Les présidents et les congrès vont et viennent, mais une chose reste la même à Washington : il existe une règle en matière de dépenses militaires, et une règle complètement différente pour tous les autres besoins urgents.
Depuis une semaine maintenant, les observateurs politiques observent ce qui semble être deux réalités parallèles se déroulant dans la capitale américaine. Dans l’un, malgré le fait stupéfiant que la pandémie de COVID-19 continue de tuer plus d’un millier d’Américains par jour, et qu’une nouvelle sous-variante sur son chemin pourrait faire grimper ce nombre encore plus haut, le gouvernement fédéral manque d’argent pour y faire face .

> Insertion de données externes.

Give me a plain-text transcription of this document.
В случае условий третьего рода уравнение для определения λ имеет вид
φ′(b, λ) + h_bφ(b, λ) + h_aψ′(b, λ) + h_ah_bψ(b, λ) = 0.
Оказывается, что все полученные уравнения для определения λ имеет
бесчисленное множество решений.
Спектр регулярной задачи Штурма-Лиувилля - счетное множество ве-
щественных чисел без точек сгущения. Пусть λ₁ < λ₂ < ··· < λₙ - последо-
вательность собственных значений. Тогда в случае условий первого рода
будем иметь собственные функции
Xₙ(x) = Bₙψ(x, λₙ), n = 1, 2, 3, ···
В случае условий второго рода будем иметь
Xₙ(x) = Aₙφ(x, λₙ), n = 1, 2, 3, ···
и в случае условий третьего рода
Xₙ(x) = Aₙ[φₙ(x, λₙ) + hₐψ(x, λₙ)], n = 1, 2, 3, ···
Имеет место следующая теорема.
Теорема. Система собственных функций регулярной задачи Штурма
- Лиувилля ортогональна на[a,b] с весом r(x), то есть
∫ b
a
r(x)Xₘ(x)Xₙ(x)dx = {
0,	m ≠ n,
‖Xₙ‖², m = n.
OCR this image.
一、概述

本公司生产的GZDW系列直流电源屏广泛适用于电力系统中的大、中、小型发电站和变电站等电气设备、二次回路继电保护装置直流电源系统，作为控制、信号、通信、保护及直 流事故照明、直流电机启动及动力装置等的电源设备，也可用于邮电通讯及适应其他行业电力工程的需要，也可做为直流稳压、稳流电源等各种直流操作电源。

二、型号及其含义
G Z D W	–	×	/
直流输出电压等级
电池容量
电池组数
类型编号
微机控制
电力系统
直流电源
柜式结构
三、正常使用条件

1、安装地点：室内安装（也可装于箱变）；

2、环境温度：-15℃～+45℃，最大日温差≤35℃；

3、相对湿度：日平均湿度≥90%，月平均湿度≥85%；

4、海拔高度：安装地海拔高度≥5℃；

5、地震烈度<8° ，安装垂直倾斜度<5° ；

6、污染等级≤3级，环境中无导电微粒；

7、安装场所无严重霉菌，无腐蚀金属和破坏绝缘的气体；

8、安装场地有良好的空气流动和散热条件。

Après avoir demandé 22,5 milliards de dollars en fonds d’urgence pour financer les tests, les traitements et les vaccins avant une prochaine vague de virus, vingt-cinq sénateurs républicains se sont prononcés dans l’opposition, déclarant qu’ils voulaient un «compte rendu complet de la façon dont le gouvernement a déjà dépensé les 6 premiers dollars mille milliards.” Les dirigeants démocrates ont tenté de faire adopter 15,6 milliards de dollars à la place, en partie en pillant les aides d’État déjà adoptées dans la législation précédente, mais les gouverneurs et les démocrates de base s’y sont naturellement opposés, appelant à de nouvelles dépenses à la place. La Maison Blanche avertit maintenant qu’elle devra rationner les traitements et réduire les tests et la vaccination dès cette semaine, et que la capacité de test pourrait s’effondrer d’ici le milieu de l’année.
Dans l’autre réalité, le Congrès et la Maison Blanche trouvent presque sans effort des milliards et des milliards de dollars sous les coussins du canapé pour envoyer des armes et d’autres aides militaires à l’Ukraine et financer un renforcement militaire en Europe. Entre l’invasion de Moscou fin février et mi-mars, l’administration a autorisé 550 millions de dollars d’aide militaire au pays. Un autre paquet de 13,6 milliards de dollars signé la semaine dernière prévoit 1 milliard de dollars supplémentaires d’assistance militaire et consacre environ 4,5 milliards de dollars à la reconstitution des stocks d’équipements américains, au paiement du financement militaire étranger pour l’Ukraine et les pays touchés et au financement d’autres programmes de sécurité. (Le reste ira à une variété d’autres programmes, y compris l’aide humanitaire).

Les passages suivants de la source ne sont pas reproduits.